96 Taking these principles into account, but also noting that there is a significant case for deterrence in respect of a large and well-resourced union which has displayed no contrition and whose officials contravene the law, I consider the appropriate penalties to be imposed on the CFMMEU are as follows.
97 In relation to the contravention of s 500 of the FW Act arising from the conduct of Mr Myles on 27 June 2014, I consider that a penalty of 55% of the maximum is appropriate and proportionate. The penalty is accordingly $28,050.
98 In relation to the contravention of s 500 of the FW Act arising from the conduct of Mr Sutherland on 7 July 2014, I consider that a penalty of 40% of the maximum is appropriate and proportionate. The penalty is accordingly $20,400.
99 In relation to the contraventions of s 417 and s 500 of the FW Act arising from the conduct of Mr Bragdon on 17 July 2014, I consider that one penalty referable to both contraventions, being 80% of the maximum is appropriate and proportionate. The penalty is accordingly $40,800.

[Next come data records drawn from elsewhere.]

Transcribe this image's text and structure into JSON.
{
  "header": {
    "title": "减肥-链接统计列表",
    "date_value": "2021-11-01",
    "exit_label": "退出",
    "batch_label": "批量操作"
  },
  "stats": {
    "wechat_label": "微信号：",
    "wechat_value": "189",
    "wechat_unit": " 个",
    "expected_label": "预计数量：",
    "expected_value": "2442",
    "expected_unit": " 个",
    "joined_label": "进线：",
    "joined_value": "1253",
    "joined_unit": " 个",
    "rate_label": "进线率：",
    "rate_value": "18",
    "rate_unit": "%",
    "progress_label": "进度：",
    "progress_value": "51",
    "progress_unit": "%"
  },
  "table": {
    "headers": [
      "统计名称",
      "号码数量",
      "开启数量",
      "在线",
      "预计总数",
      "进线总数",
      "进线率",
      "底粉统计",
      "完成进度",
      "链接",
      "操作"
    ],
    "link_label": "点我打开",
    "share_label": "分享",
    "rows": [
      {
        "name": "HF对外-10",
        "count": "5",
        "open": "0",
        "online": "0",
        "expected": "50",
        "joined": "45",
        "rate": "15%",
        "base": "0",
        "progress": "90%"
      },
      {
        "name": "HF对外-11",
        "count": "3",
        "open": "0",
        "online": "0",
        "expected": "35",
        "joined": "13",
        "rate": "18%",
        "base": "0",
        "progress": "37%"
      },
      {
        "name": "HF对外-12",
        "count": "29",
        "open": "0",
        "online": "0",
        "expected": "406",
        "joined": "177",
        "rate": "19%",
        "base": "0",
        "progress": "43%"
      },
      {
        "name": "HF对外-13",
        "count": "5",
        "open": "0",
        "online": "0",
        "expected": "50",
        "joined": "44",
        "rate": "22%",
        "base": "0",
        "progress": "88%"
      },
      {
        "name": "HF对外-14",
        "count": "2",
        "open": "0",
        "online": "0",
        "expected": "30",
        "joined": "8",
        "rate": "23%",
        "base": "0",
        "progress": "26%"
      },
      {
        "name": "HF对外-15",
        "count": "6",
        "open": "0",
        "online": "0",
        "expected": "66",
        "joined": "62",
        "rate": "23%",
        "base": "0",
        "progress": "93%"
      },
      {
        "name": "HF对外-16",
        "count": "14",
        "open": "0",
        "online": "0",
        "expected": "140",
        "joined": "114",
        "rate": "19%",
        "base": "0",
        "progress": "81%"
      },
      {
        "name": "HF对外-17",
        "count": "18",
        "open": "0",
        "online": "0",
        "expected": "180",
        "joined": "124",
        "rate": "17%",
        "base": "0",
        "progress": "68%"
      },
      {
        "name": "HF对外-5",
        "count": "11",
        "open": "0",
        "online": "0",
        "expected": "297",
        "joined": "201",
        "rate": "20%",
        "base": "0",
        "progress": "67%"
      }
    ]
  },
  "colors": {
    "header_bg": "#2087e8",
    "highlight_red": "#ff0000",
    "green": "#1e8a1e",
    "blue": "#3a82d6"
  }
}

100 In relation to the contravention of s 500 of the FW Act arising from the conduct of Mr Griffin on 1 July 2014, I consider that a penalty of 40% of the maximum is appropriate and proportionate. The penalty is accordingly $20,400.
101 In relation to the contravention of s 500 of the FW Act arising from the conduct of Mr Griffin on 4 July 2014, I consider that a penalty of 40% of the maximum is appropriate and proportionate. The penalty is accordingly $20,400.